The move came after two unidentified anesthesiologists backed out of an agreement to monitor Morales’ consciousness during his scheduled execution early Tuesday to satisfy the order of a federal judge.

Attorneys for Morales had argued that lethal injection would violate Morales’ 8th Amendment protection against cruel and unusual punishment, because it was possible he could still be conscious when his heart stopped pumping.

Morales, 46, was convicted of killing, raping and torturing a 17-year-old girl 25 years ago.

Following his attorneys’ appeal, U.S. District Court Judge Jeremy Fogel offered the state three options: stay the execution pending a hearing, use a lethal injection of barbiturates alone, or use the standard three-drug “cocktail” but have an anesthesiologist monitor whether Morales was unconscious prior to the administration of the lethal drug.

In the three-drug cocktail the first drug knocks the inmate out, the second paralyzes him and the third stops his heart.

The state chose the cocktail.

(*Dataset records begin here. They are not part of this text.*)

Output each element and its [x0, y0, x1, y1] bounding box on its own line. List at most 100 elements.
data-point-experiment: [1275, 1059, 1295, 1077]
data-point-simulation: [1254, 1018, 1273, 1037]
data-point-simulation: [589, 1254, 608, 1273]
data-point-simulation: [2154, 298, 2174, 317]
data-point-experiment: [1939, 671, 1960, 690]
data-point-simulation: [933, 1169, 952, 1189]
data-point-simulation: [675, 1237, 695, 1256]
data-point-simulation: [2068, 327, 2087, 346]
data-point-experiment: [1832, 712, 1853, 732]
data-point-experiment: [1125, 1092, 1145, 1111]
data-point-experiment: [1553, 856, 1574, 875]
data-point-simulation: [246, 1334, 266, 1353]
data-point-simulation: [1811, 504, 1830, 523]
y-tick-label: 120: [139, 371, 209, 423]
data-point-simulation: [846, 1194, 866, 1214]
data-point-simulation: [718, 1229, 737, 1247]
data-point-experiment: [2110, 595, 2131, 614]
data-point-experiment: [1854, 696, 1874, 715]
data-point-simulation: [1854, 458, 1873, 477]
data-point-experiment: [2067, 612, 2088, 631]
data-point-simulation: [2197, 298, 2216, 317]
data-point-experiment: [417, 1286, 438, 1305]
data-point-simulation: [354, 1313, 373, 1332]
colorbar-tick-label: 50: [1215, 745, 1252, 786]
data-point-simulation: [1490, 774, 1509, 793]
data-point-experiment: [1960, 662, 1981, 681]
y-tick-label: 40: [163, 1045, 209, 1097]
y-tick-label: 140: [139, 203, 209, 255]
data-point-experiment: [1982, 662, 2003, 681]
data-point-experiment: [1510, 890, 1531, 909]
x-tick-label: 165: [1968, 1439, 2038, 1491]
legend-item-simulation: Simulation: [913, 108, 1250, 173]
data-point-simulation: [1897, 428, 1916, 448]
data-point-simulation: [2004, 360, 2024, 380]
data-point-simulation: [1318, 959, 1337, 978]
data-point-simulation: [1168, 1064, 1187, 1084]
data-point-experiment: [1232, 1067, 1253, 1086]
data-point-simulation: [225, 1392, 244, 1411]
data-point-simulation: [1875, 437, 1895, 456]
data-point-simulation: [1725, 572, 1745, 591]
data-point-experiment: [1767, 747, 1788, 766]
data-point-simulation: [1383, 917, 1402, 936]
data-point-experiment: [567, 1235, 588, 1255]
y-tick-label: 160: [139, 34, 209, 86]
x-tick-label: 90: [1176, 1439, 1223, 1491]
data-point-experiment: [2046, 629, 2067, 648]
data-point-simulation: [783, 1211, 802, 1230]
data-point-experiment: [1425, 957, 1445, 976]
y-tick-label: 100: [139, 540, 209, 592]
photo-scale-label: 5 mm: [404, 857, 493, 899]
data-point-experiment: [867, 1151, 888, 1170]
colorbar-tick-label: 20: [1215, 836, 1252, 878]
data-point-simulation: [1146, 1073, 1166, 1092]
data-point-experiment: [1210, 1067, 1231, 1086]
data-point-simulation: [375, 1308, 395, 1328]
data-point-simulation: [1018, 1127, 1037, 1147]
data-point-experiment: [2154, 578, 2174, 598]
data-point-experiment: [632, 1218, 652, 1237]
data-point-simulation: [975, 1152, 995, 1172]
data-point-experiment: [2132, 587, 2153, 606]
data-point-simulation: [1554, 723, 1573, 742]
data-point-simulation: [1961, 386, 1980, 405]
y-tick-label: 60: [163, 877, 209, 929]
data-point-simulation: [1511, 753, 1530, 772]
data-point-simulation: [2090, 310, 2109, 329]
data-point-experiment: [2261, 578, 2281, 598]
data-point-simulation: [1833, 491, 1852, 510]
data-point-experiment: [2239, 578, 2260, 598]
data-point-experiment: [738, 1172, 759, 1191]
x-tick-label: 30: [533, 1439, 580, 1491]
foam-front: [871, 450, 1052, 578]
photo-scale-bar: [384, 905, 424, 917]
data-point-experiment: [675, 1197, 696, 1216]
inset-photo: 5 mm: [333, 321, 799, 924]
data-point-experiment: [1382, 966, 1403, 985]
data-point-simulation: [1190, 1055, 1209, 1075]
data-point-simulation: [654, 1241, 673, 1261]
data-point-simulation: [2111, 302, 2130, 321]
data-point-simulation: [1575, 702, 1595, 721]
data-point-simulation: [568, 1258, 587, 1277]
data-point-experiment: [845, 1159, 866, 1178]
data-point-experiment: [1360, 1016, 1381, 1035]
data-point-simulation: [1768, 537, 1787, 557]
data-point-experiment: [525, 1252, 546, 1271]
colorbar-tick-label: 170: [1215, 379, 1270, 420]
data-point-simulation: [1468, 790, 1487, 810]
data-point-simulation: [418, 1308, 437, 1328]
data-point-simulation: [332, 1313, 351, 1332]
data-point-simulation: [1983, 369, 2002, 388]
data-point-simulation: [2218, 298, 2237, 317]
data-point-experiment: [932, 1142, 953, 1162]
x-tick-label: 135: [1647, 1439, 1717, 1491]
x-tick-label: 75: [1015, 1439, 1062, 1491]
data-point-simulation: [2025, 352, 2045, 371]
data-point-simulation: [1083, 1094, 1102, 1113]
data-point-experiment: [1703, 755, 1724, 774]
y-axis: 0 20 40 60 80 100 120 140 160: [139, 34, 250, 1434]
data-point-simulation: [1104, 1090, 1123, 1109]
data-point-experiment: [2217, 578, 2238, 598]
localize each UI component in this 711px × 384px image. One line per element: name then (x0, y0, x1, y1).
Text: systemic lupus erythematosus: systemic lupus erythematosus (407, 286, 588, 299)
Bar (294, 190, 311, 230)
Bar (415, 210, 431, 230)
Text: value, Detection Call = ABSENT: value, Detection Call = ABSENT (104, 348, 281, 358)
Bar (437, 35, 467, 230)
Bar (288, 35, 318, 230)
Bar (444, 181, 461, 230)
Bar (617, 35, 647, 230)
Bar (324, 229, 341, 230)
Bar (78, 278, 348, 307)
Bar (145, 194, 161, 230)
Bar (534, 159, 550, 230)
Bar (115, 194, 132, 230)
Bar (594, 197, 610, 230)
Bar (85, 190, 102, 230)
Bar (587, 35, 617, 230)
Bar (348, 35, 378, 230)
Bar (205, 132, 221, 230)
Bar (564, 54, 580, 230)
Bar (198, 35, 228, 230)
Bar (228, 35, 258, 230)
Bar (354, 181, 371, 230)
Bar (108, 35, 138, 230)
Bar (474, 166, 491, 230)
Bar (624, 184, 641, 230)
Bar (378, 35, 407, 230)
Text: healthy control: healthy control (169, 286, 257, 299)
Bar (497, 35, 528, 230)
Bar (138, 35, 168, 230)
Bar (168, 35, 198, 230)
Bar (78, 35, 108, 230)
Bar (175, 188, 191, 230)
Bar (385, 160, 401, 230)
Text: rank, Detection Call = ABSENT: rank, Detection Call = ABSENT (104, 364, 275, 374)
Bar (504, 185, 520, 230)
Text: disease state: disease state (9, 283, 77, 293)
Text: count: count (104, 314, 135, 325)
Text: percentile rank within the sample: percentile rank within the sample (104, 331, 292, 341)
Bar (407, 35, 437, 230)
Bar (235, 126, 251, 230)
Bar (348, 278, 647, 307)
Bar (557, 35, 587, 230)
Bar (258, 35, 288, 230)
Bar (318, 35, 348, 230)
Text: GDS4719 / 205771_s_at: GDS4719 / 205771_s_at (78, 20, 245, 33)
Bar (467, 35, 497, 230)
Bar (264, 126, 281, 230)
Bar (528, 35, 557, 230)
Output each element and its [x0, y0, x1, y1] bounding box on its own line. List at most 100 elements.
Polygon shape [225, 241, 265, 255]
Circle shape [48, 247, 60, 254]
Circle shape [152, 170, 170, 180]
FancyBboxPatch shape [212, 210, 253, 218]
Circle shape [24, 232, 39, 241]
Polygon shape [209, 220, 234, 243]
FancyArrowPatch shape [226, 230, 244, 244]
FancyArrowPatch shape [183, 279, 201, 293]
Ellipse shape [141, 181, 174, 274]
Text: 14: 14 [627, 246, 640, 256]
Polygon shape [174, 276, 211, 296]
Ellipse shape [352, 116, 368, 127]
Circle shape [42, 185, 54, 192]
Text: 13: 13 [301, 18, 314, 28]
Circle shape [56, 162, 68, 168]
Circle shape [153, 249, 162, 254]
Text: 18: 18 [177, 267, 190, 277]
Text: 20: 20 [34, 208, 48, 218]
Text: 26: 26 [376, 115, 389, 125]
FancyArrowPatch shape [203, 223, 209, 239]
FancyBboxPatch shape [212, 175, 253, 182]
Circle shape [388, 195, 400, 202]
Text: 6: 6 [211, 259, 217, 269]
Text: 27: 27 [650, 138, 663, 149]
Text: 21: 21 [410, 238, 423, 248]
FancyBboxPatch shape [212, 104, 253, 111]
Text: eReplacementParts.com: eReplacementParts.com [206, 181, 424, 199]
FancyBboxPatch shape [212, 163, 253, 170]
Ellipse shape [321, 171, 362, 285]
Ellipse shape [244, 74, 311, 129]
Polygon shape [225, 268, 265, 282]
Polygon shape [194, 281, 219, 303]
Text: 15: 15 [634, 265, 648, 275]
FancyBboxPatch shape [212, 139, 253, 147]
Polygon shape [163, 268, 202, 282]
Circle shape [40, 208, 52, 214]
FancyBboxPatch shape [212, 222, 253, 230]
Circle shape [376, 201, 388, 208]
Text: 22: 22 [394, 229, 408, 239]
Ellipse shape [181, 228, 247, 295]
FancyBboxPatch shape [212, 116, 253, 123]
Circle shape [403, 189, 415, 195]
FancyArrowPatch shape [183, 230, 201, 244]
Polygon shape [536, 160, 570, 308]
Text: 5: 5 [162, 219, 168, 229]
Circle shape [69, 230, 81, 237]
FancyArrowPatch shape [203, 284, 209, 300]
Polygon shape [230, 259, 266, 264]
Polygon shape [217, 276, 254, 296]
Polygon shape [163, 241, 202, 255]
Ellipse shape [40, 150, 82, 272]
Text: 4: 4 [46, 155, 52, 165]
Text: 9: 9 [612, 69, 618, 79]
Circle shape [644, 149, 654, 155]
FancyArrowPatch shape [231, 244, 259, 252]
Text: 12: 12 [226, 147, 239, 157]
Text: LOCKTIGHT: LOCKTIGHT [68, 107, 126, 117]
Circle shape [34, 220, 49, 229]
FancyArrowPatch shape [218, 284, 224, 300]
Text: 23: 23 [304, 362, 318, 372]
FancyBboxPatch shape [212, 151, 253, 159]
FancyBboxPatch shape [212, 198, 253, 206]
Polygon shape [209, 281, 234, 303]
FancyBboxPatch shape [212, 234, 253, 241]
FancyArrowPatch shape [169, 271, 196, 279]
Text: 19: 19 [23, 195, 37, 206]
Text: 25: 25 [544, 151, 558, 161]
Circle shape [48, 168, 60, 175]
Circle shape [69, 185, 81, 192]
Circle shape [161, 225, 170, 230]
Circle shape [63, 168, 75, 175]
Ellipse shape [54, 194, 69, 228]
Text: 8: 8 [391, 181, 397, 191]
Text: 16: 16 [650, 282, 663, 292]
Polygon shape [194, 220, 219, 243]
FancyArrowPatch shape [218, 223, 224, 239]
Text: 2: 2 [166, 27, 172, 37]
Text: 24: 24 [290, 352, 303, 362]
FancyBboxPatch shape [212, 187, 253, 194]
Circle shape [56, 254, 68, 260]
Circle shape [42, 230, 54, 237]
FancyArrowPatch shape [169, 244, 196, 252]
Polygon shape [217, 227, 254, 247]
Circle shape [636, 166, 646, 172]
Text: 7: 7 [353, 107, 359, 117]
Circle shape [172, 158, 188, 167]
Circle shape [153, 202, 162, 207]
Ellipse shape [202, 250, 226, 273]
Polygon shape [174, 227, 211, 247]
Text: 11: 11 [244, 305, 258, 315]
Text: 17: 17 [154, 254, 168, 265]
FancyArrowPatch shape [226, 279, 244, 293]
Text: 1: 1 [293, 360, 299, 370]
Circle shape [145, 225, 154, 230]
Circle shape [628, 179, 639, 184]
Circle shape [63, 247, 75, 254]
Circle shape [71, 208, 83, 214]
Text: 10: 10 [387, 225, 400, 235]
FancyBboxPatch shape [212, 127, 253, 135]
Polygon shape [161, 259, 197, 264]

At the last minute, however, the anesthesiologists declined to oversee his sedation on ethical grounds.

The state then decided to put Morales to death using a lethal dose of a barbiturate, but a spokesman for San Quentin State Prison said the prison could not find a nurse, doctor or other licensed medical professional willing to administer it, in line with Fogel’s order. The execution is now on hold.

Recent studies, including one published last spring in The Lancet, a British medical journal, have cast doubt on whether the first drug in the cocktail effectively prevents the person from feeling pain.